С помощью дуплексного сканирования можно оценить результат ангиопластики почечных артерий, и она показывает в последующем риск рестеноза между 10-25%. Повторить ангиопластику технически проще при ФМД, чем проведение первичной процедуры, поскольку она связана с меньшим риском перфорации сосуда или разрыва. Размещение стента в почечной артерии требуется редко даже при повторной ангиопластике, и в настоящее время, редко применяется первичное стентирование сосудов почек при ФМД.

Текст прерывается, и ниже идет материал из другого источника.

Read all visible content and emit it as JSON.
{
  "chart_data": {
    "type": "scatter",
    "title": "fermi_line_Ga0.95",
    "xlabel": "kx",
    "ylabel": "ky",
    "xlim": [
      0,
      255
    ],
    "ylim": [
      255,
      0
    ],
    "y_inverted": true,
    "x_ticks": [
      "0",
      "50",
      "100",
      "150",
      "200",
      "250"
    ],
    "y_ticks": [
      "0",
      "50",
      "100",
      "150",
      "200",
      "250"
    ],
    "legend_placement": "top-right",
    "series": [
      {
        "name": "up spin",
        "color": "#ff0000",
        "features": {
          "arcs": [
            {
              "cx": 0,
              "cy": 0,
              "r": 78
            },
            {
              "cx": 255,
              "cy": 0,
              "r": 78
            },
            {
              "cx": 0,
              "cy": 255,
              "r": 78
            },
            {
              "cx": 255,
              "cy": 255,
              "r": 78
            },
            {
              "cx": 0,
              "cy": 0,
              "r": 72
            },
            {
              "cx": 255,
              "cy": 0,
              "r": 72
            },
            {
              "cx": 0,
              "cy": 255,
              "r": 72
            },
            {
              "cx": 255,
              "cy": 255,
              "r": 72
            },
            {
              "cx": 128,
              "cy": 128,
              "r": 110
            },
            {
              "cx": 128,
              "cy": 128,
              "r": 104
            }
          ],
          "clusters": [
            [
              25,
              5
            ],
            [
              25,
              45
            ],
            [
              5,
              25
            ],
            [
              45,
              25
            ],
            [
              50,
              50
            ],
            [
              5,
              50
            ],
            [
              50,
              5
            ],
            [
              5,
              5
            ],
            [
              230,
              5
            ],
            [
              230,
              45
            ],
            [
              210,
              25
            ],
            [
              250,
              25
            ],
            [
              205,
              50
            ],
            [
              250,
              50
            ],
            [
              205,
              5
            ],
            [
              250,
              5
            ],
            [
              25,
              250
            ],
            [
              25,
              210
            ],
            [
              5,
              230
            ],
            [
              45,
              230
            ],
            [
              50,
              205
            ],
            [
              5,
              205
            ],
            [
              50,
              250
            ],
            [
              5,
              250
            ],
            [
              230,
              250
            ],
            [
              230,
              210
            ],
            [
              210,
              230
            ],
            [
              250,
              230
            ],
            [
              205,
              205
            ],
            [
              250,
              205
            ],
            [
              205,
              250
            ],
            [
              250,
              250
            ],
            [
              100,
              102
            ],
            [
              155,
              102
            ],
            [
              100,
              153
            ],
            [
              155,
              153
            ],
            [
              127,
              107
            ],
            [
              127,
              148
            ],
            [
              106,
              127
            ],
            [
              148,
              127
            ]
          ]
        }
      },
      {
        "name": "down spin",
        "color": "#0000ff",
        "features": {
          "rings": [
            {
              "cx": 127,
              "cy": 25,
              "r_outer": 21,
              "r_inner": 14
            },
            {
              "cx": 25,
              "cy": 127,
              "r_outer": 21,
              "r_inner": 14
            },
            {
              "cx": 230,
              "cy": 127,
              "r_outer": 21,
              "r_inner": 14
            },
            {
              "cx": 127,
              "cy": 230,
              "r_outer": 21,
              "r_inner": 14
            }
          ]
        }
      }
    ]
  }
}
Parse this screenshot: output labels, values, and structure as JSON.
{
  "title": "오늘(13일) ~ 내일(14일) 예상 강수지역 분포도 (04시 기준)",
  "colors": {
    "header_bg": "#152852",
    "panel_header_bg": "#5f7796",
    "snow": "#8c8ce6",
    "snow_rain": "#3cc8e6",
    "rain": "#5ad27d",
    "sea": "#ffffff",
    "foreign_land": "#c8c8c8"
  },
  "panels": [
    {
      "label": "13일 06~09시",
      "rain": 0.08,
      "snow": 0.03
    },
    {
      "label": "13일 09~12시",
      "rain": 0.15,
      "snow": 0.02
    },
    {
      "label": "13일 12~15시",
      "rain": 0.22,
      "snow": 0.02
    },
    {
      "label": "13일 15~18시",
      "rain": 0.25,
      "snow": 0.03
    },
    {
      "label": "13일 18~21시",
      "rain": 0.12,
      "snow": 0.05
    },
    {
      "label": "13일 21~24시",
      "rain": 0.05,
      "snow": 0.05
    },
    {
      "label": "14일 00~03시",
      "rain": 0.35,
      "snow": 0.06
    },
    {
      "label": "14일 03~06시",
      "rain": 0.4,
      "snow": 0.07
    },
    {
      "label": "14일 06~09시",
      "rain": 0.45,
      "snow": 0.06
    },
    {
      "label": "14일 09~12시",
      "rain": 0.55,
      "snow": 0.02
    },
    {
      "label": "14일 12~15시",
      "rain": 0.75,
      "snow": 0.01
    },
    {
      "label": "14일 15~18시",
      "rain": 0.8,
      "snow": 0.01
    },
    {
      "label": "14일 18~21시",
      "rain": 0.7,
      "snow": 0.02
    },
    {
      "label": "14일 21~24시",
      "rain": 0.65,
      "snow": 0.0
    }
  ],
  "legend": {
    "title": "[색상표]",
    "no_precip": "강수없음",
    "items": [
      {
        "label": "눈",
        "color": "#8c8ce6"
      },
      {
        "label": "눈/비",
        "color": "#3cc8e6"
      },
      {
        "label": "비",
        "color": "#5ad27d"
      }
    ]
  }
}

ФМД может стать причиной гипертонии в детском возрасте. Лечение следует тем же путем, как и у взрослых, но результаты чрескожной транслюминальной ангиопластики кажется более благоприятной, чем при других причинах стеноза почечной артерии, таких как артериит. Первоначальные результаты зависят от подобных факторов, таких как длина и сложность поражения. Рестеноз возникает в до 30%, с более высокими темпами, чем у взрослых пациентов с реноваскулярной ФМД.
Фиброзно-мышечная дисплазия сонной артерии
Каротидная ФМД также предварительно обрабатывается перед открытой операцией на сонных артериях, в том числе проводиться ангиопластика. При поражении дальше 3-4см от каротидной бифуркации хирургический доступ может быть сложным. Из-за этих проблем, есть явная привлекательность для чрескожного вмешательства, которая также стала методом выбора для симптоматического лечения ФМД внутренней сонной артерии. Сонные артерии имеют более высокий риск диссекции и, следовательно, более вероятно, что будет необходима установка стента. В настоящее время уделяется интерес к использованию устройств защиты головного мозга, чтобы снизить риск инсульта, связанный с этой процедурой.
Поражение в других областях
ФМД может повлиять на различные области артериальной циркуляции и представлять типичные симптомы, происходящие при атеросклеротическом поражении. При раннем возрастном проявления симптомов и отсутствии привычных факторов риска атеросклероза следует заподозрить ФМД. УЗИ сосудов и ангиография обеспечивает окончательный диагноз, а чрескожная ангиопластика обычно является методом выбора для первичного лечения.